Privatisation: railway cleaner anger overflows

August 3, 1994
Issue 

By Peter Perry

SYDNEY — On July 13 CityRail cleaning staff at Sydney Terminal and several other depots were called together an hour before "knockoff" to hear management's announcement that their jobs had been privately contracted. Many stood heads bowed, but not surprised that finally the finger of fate had been pointed in their direction.

(In the mid-1980s the State Rail Authority (SRA) employed around 36,000 people. Today, "rationalisation" has reduced that total down to approximately 12,000 with talk of "downsizing" to a final figure of about 7000 within five years.)

In the present climate there are no votes for the state government or the ALP opposition in saving a few hundred cleaning jobs in the SRA. CityRail cite that they will save around $5 million a year if trains and offices are cleaned "professionally".

"We value your contribution to CityRail and there is no personal blame attached to our decision. It is a matter of letting specialists manage a specialised business. It is the direction many public and private sector organisations are taking." Such was CityRail's unfathomable public relations logic.

What choices did management offer the cleaners?

  • 1: Apply for another job inside the State Rail Authority.

  • 2: Work for the new contractor but remain a State Rail employee for the first 12 months, with the normal award conditions applying only for that time.

  • 3: Voluntary redundancy.

Management also stated that the Australian Services Union and the Public Transport Union (PTU) had been advised and that they were prepared to "continue discussions on an ongoing basis".

Senior union representatives claimed CityRail was breaking a memorandum of understanding that there would be no staff reviews without consultation. This claim was revealed as worthless in the eyes of the meeting when management revealed that the PTU executive had approved the privatisation move. In fact, a parallel meeting was taking place at that moment with NSW PTU secretary Harold Dwyer!

Within a few days the reality of the choices facing many of the workers (who are mainly from non-English speaking backgrounds) turned fatalism into anger. Small, informal workplace meetings reinforced many of the workers' view that they had nothing to lose from initiating militant action.

This anger boiled over at a stopwork meeting held at Sydney Terminal on July 26. PTU president George Webb had come to the meeting without any firm proposals. His opening sentence was that he "thought that this meeting was unnecessary and premature". But the workers had come expecting to support a call to action; after all, what was there to negotiate?

All that the union offered was to meet with the SRA several days before the previously declared deadline for the signing of redundancy documents. To the cleaners this was too little too late. One after another the workers attacked the record of the union over the privatisation issue.

Webb blamed "those people who had voted for the Liberal Party" and reminded the workers that they should vote for Labor at the next state election. This threw the workers into absolute outrage as it did not solve their immediate problem. Most workers had no illusions about the ALP's abilities, as many had been redeployed from other jobs in the SRA by the 1976-1988 Wran-Unsworth ALP government.

The "cynical" workers were accused of having no solidarity with the union. They didn't disagree. One worker produced a document which he had obtained from the government interpreter service. He claimed it showed that the PTU had prior knowledge of the privatisation at Sydney Terminal, despite the union's protestations to the contrary.

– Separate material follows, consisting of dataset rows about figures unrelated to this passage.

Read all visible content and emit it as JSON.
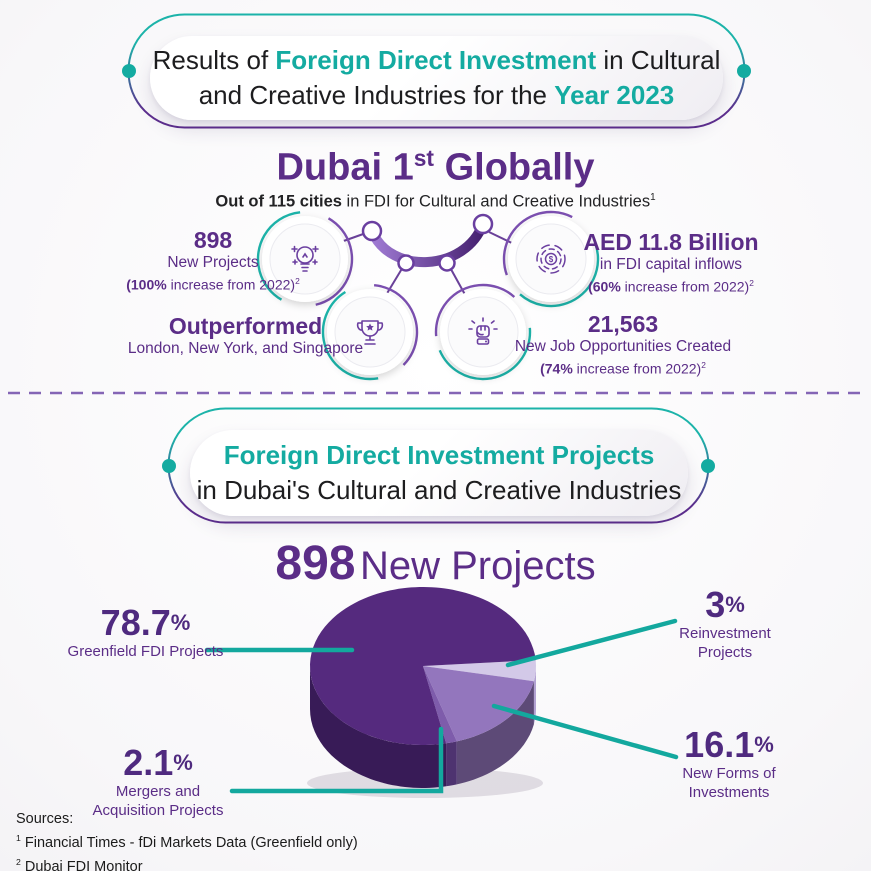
{
  "colors": {
    "teal": "#14aba1",
    "purple": "#5b2d87",
    "purple_deep": "#4f2a7f",
    "ink": "#1d1d1f",
    "divider": "#8465b5",
    "leader_line": "#13a89e"
  },
  "header1": {
    "l1a": "Results of ",
    "l1b": "Foreign Direct Investment",
    "l1c": " in Cultural",
    "l2a": "and Creative Industries for the ",
    "l2b": "Year 2023"
  },
  "ranking": {
    "title_main": "Dubai 1",
    "title_sup": "st",
    "title_rest": " Globally",
    "subtitle_bold": "Out of 115 cities",
    "subtitle_rest": " in FDI for Cultural and Creative Industries",
    "subtitle_sup": "1"
  },
  "stats": [
    {
      "icon": "lightbulb-icon",
      "value": "898",
      "label": "New Projects",
      "note_bold": "(100%",
      "note_rest": " increase from 2022)",
      "note_sup": "2"
    },
    {
      "icon": "coin-icon",
      "value": "AED 11.8 Billion",
      "label": "in FDI capital inflows",
      "note_bold": "(60%",
      "note_rest": " increase from 2022)",
      "note_sup": "2"
    },
    {
      "icon": "trophy-icon",
      "value": "Outperformed",
      "label": "London, New York, and Singapore"
    },
    {
      "icon": "fist-icon",
      "value": "21,563",
      "label": "New Job Opportunities Created",
      "note_bold": "(74%",
      "note_rest": " increase from 2022)",
      "note_sup": "2"
    }
  ],
  "header2": {
    "line1": "Foreign Direct Investment Projects",
    "line2": "in Dubai's Cultural and Creative Industries"
  },
  "pie_title": {
    "value": "898",
    "label": "New Projects"
  },
  "chart_data": {
    "type": "pie",
    "style": "3d",
    "title": "898 New Projects",
    "unit": "%",
    "start_angle_deg": -3,
    "rotation": "clockwise",
    "slices": [
      {
        "label": "Reinvestment Projects",
        "value": 3,
        "color": "#d3c9e8",
        "side_color": "#b2a2d2"
      },
      {
        "label": "New Forms of Investments",
        "value": 16.1,
        "color": "#9376bd",
        "side_color": "#5d4a77"
      },
      {
        "label": "Mergers and Acquisition Projects",
        "value": 2.1,
        "color": "#7e5cab",
        "side_color": "#4e3370"
      },
      {
        "label": "Greenfield FDI Projects",
        "value": 78.7,
        "color": "#552a7e",
        "side_color": "#381b57"
      }
    ]
  },
  "callouts": [
    {
      "value": "78.7",
      "pct": "%",
      "lines": [
        "Greenfield FDI Projects"
      ]
    },
    {
      "value": "3",
      "pct": "%",
      "lines": [
        "Reinvestment",
        "Projects"
      ]
    },
    {
      "value": "16.1",
      "pct": "%",
      "lines": [
        "New Forms of",
        "Investments"
      ]
    },
    {
      "value": "2.1",
      "pct": "%",
      "lines": [
        "Mergers and",
        "Acquisition Projects"
      ]
    }
  ],
  "sources": {
    "heading": "Sources:",
    "item1_sup": "1",
    "item1": " Financial Times - fDi Markets Data (Greenfield only)",
    "item2_sup": "2",
    "item2": " Dubai FDI Monitor"
  }
}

As I write, despondency again rules the workplace. The workers know that leadership from their paid union representatives is non-existent.

Contract cleaners in other sections are paid a miserly $6.50 per hour, get five sick days per year, have no travel pass or are paid casual piecework rates according to how many jobs they do. This compares with present conditions with the SRA which are nearly twice as good as these.

While prospects look grim there is the realisation that a democratic union has to be built from the ground up, prepared to act in a coordinated way with the other sections of the same union and those outside it. After all, despite the years of attrition and inaction, the problem for PTU members is not the lack of industrial strength; it is the straitjacket imposed through the union's links with the pro-business, pro-restructuring pro-privatisation ALP.